Você poderia fazer uma fotografia de como é o Parque do Xingu?

O Parque fica na região norte do Estado do Mato Grosso, fazendo divisa com o Pará6. No Parque habitam 16 etnias e algumas delas, como os Wauja, estão mais na parte sul. São populações que vivem naquela região há centenas de anos. Há registros históricos e arqueológicos que indicam que essa população está há muito tempo ali. Já os povos que estão mais ao norte do Parque, alguns deles chegaram espontaneamente, como foi o caso dos Yudja, que foram migrando da foz do Xingu e indo em direção à cabeceira do rio. Quando o Parque foi demarcado, eles já estavam nessa região. Os Kisêdjê também tiveram nessa mesma situação dos Yudja, eles moravam ali perto. Já os Kaiabi e os Ikpeng foram transferidos para o Parque na época da demarcação. A política que imperava na década de 60, frente às aberturas das estradas que visavam interligar as regiões sul e norte do país, era de passar por cima dos territórios onde eles habitavam. Então foi feita uma política de transferência desses povos para dentro dessa área demarcada, que é o Parque. Alguns povos não se adaptaram, como foi o caso dos Panará, que regressaram ao território tradicional e conseguiram conquistar uma parte de floresta que tinha sobrado, e outros povos continuaram ali, como é o caso dos Kayabi e Ikpeng. É uma diversidade cultural muito grande e tem uma vegetação em transição que está entre o cerrado e a floresta amazônica. É uma região que possui grande diversidade ecológica por conter espécies desses dois biomas7. O Parque tem uma conjuntura um pouco difícil porque as cabeceiras formadoras do Rio Xingu8 estão fora do território, em uma área em que o entorno do Parque é praticamente dominado pela lavoura da soja, tem pecuária também, mas a soja predomina. Então os povos acabam sofrendo com os agrotóxicos das plantações. Hoje em dia eles vivem em constante diálogo com o entorno do Parque para que sejam preservadas as cabeceiras e as matas ciliares dos rios, para garantir alguma sustentabilidade para esse território.

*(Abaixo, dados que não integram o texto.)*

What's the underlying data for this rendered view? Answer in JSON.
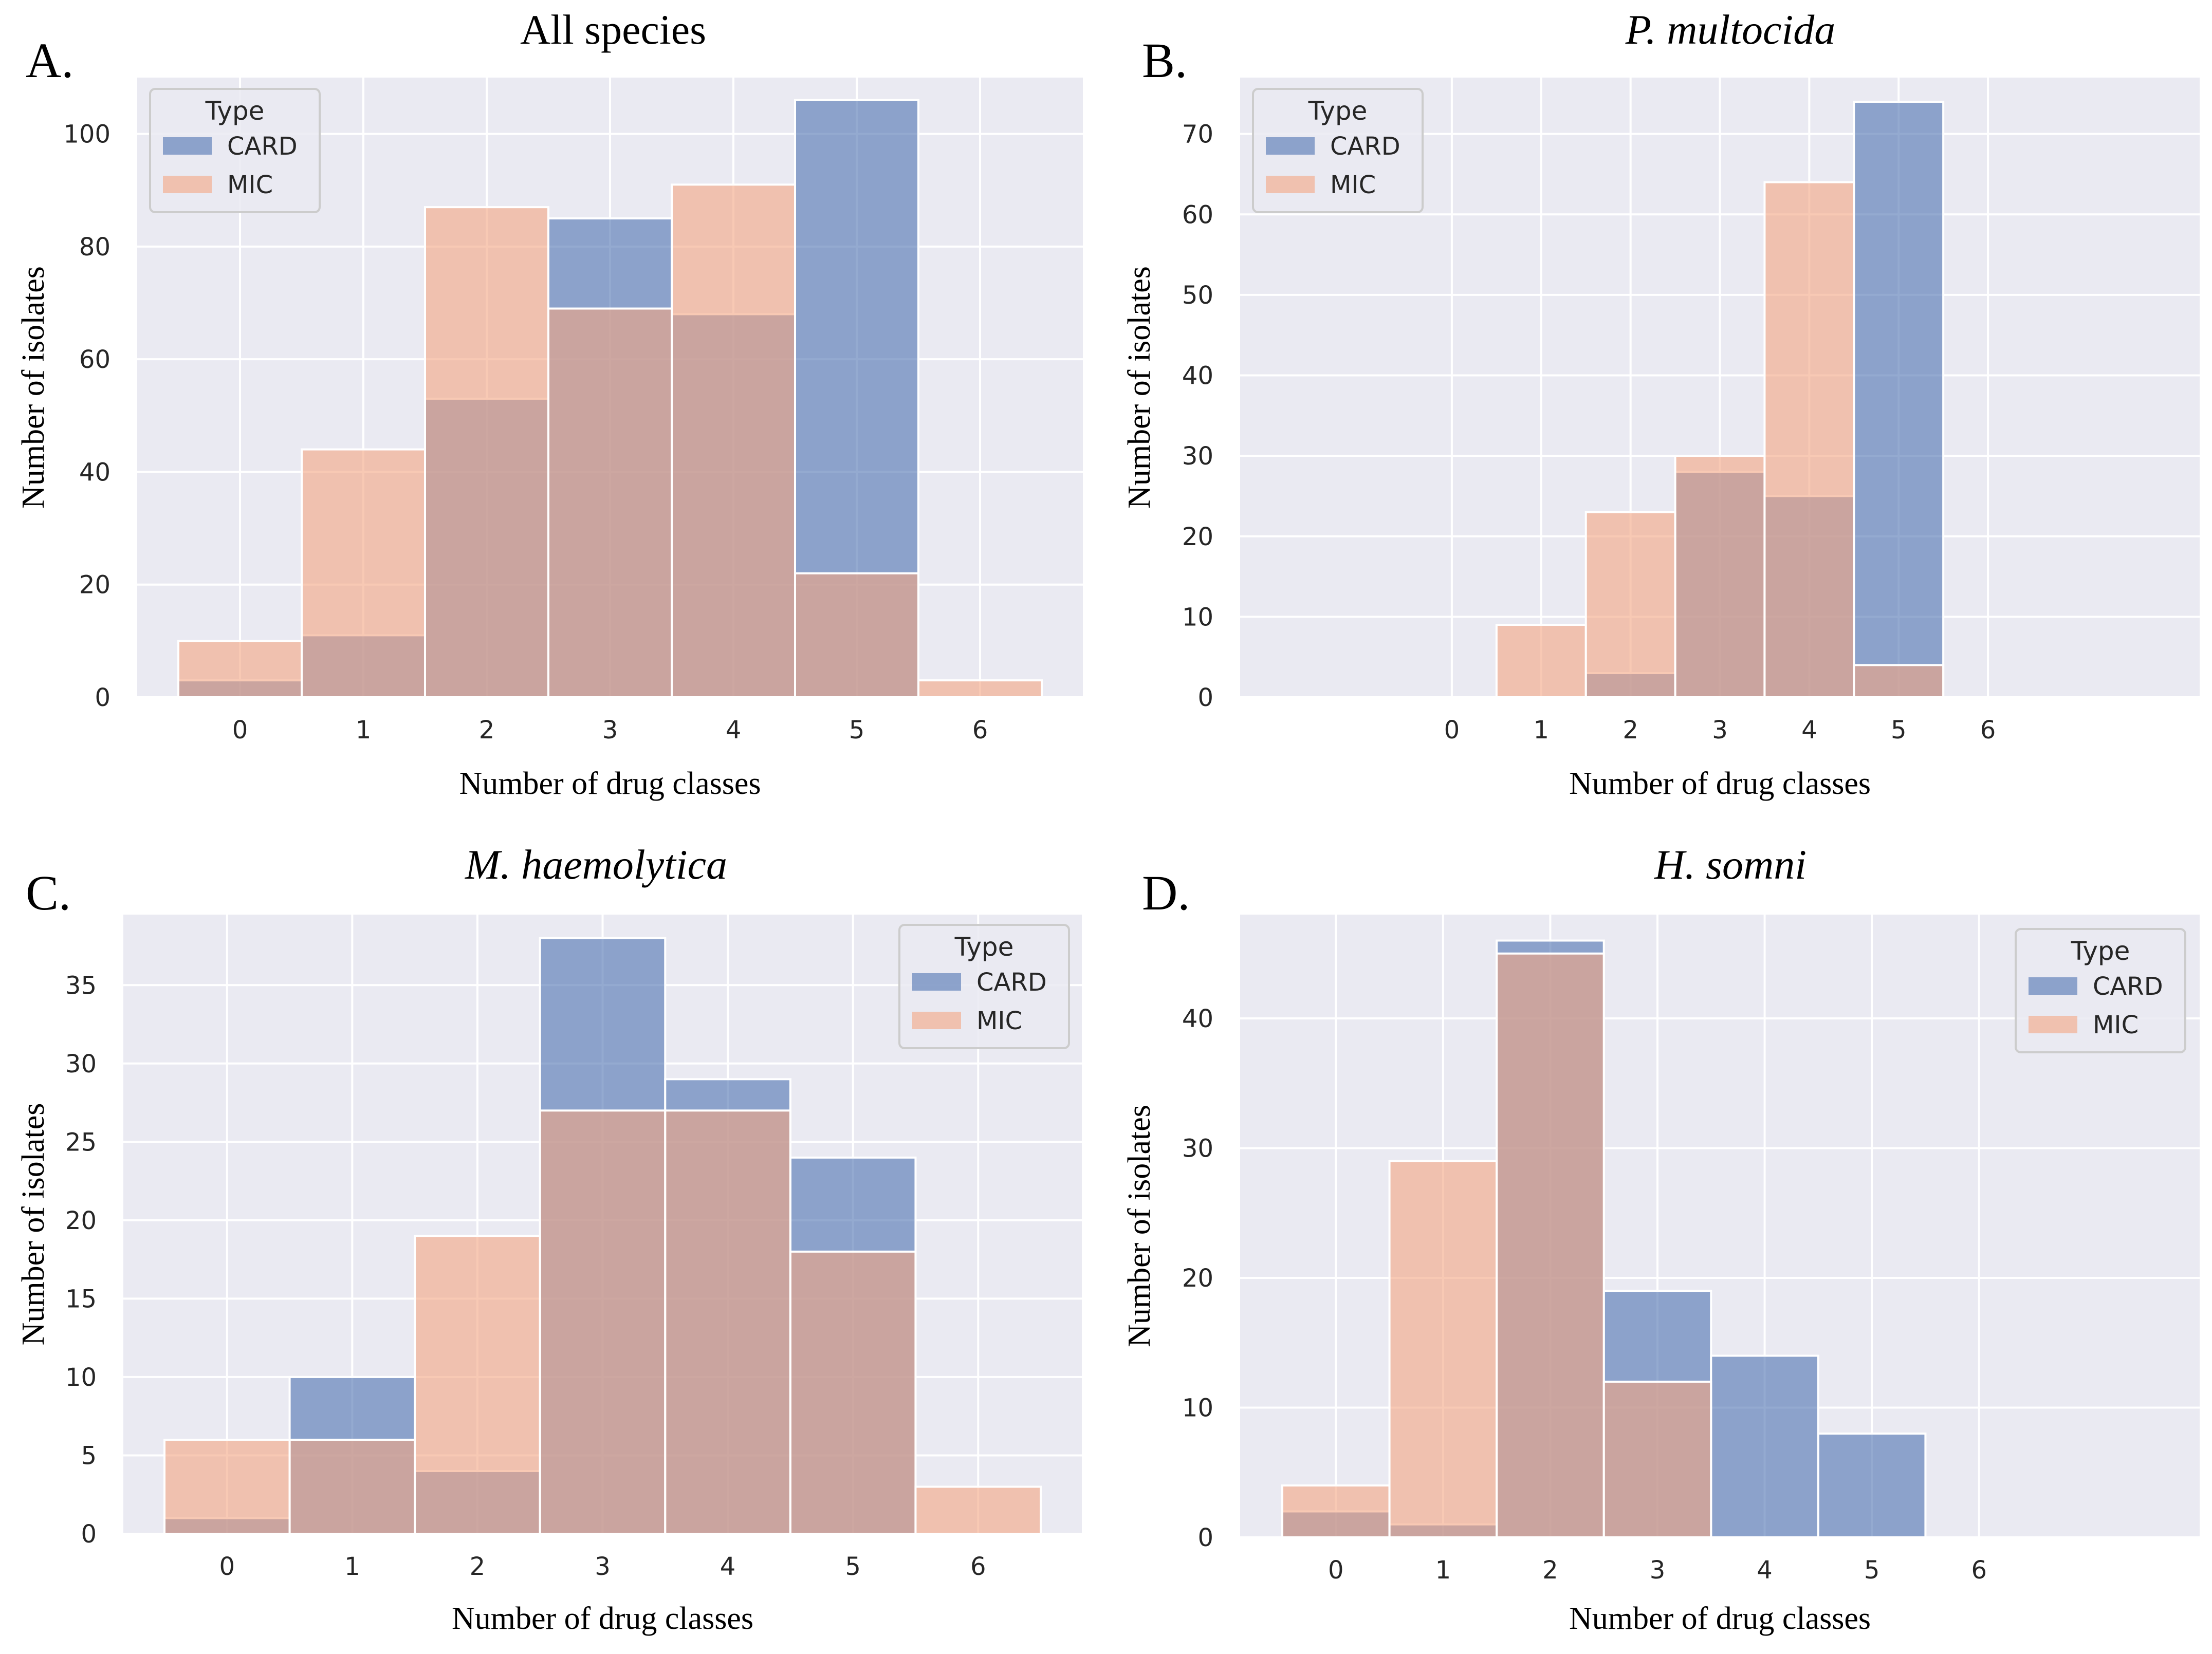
{
  "figure": {
    "legend_title": "Type",
    "colors": {
      "CARD": "#4c72b0",
      "MIC": "#f4a582",
      "plot_bg": "#eaeaf2",
      "grid": "#ffffff"
    }
  },
  "chart_data": [
    {
      "panel_label": "A.",
      "type": "bar",
      "title": "All species",
      "title_italic": false,
      "xlabel": "Number of drug classes",
      "ylabel": "Number of isolates",
      "categories": [
        "0",
        "1",
        "2",
        "3",
        "4",
        "5",
        "6"
      ],
      "series": [
        {
          "name": "CARD",
          "values": [
            3,
            11,
            53,
            85,
            68,
            106,
            0
          ]
        },
        {
          "name": "MIC",
          "values": [
            10,
            44,
            87,
            69,
            91,
            22,
            3
          ]
        }
      ],
      "yticks": [
        0,
        20,
        40,
        60,
        80,
        100
      ],
      "ylim": [
        0,
        110
      ],
      "legend_position": "top-left"
    },
    {
      "panel_label": "B.",
      "type": "bar",
      "title": "P. multocida",
      "title_italic": true,
      "xlabel": "Number of drug classes",
      "ylabel": "Number of isolates",
      "categories": [
        "0",
        "1",
        "2",
        "3",
        "4",
        "5",
        "6"
      ],
      "series": [
        {
          "name": "CARD",
          "values": [
            0,
            0,
            3,
            28,
            25,
            74,
            0
          ]
        },
        {
          "name": "MIC",
          "values": [
            0,
            9,
            23,
            30,
            64,
            4,
            0
          ]
        }
      ],
      "yticks": [
        0,
        10,
        20,
        30,
        40,
        50,
        60,
        70
      ],
      "ylim": [
        0,
        77
      ],
      "legend_position": "top-left"
    },
    {
      "panel_label": "C.",
      "type": "bar",
      "title": "M. haemolytica",
      "title_italic": true,
      "xlabel": "Number of drug classes",
      "ylabel": "Number of isolates",
      "categories": [
        "0",
        "1",
        "2",
        "3",
        "4",
        "5",
        "6"
      ],
      "series": [
        {
          "name": "CARD",
          "values": [
            1,
            10,
            4,
            38,
            29,
            24,
            0
          ]
        },
        {
          "name": "MIC",
          "values": [
            6,
            6,
            19,
            27,
            27,
            18,
            3
          ]
        }
      ],
      "yticks": [
        0,
        5,
        10,
        15,
        20,
        25,
        30,
        35
      ],
      "ylim": [
        0,
        39.5
      ],
      "legend_position": "top-right"
    },
    {
      "panel_label": "D.",
      "type": "bar",
      "title": "H. somni",
      "title_italic": true,
      "xlabel": "Number of drug classes",
      "ylabel": "Number of isolates",
      "categories": [
        "0",
        "1",
        "2",
        "3",
        "4",
        "5",
        "6"
      ],
      "series": [
        {
          "name": "CARD",
          "values": [
            2,
            1,
            46,
            19,
            14,
            8,
            0
          ]
        },
        {
          "name": "MIC",
          "values": [
            4,
            29,
            45,
            12,
            0,
            0,
            0
          ]
        }
      ],
      "yticks": [
        0,
        10,
        20,
        30,
        40
      ],
      "ylim": [
        0,
        48
      ],
      "legend_position": "top-right"
    }
  ]
}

Outra questão complexa é a Usina de Belo Monte, que acabou por alterar os fluxos dos peixes e da piracema, por exemplo. Os povos sentem esse impacto e é preciso que eles possam criar ferramentas, tenham entendimento dessa situação e da legislação, para poderem se defender e negociar com seus vizinhos.

Gostaríamos que falasse um pouco sobre a cultura da infância do Xingu, a posição e função das crianças nas comunidades, a relação e as interações entre elas e delas com os adultos, a transmissão cultural.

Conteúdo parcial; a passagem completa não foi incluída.